The number of works classified as "articles" is very similar between the two databases, but differences are observed for other document types.
Country-level analyses show a high degree of correlation (Spearman ρ > 0.95) between OpenAlex and Scopus.
Citation counts per country are lower in OpenAlex compared to Scopus, likely due to the high proportion of works without indexed references.
Language-level analyses show the lowest correlations, potentially due to differences in language detection approaches.
Limitations and Future Work:
Additional research is needed to fully understand and address issues related to metadata accuracy and completeness, particularly for fields such as author affiliations, references, citations, and language detection.
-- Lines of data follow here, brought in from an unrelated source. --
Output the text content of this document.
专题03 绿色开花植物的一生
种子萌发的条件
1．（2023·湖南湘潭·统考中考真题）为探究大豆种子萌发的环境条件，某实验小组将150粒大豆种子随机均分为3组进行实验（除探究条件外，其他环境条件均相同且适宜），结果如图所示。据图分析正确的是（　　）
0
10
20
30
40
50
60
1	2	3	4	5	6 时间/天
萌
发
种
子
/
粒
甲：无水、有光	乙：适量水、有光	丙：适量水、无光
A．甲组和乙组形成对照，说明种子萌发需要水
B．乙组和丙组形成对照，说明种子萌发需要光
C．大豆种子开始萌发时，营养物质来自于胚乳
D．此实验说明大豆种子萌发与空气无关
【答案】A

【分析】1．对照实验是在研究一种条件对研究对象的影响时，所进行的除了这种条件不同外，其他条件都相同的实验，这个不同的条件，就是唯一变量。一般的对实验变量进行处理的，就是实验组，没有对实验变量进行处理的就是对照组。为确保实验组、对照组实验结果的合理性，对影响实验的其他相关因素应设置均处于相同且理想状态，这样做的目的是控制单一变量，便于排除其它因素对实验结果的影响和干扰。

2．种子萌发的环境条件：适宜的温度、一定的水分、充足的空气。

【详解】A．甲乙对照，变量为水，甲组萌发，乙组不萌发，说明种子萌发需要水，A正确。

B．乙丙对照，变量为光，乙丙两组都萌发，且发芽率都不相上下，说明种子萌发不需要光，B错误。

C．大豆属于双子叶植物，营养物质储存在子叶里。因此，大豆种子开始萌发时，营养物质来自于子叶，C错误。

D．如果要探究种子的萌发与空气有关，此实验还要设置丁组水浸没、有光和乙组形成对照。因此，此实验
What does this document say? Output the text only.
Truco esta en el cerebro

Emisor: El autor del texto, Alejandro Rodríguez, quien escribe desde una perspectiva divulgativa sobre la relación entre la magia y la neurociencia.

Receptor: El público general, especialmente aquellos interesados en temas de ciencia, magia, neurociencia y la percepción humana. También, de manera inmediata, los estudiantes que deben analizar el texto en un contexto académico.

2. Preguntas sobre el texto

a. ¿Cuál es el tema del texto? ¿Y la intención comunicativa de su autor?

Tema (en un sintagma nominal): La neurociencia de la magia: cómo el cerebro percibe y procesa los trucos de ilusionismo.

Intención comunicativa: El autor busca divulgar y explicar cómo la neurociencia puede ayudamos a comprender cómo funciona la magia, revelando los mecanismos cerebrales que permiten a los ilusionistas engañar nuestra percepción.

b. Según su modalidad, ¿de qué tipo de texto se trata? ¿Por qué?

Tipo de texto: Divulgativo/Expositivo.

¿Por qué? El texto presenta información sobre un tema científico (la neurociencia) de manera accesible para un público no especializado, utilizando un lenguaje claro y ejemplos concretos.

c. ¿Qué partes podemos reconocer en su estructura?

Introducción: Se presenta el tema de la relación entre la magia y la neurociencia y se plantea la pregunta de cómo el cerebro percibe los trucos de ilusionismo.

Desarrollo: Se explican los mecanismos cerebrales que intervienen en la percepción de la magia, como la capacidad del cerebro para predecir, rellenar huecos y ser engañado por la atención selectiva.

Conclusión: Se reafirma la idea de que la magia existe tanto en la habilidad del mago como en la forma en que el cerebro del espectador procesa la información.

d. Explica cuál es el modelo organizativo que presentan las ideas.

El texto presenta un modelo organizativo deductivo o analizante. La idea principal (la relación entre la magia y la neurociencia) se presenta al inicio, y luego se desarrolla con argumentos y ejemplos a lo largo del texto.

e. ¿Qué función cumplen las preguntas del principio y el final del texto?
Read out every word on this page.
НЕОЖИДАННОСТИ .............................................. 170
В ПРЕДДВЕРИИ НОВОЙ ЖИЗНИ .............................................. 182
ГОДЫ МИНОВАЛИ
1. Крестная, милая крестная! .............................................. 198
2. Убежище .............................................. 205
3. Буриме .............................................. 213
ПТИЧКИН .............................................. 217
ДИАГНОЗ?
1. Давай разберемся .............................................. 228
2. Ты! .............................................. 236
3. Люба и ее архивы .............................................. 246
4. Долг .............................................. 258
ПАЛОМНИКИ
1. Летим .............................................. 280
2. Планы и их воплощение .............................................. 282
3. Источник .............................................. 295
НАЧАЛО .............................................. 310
Expanding coverage and improving metadata quality for non-article document types would further enhance the usefulness of OpenAlex.
The community is encouraged to systematically assess the recall and precision of key metadata fields in OpenAlex, as well as explore the characteristics of the scholarship found only in OpenAlex.
Overall, this study provides evidence that OpenAlex can be a reliable alternative to traditional databases for certain types of bibliometric analyses, while also highlighting areas that require further investigation and improvement.
Stats
168.2M works in OpenAlex published between 2000-2022, with a peak of 10.2M in 2020.
67% of works in OpenAlex do not have any references, and 66% do not receive any citations.
83% of the unique journals in Scopus can be matched to a source in OpenAlex, and 94% of the "active" Scopus journals are matched.
Scopus has more citations per country compared to the subset of works in OpenAlex that are also in Scopus.
Quotes
"OpenAlex is a superset of Scopus and can be a reliable alternative for some analyses, particularly at the country level."
"Additional research is needed to fully comprehend and address OpenAlex's limitations in metadata accuracy and completeness."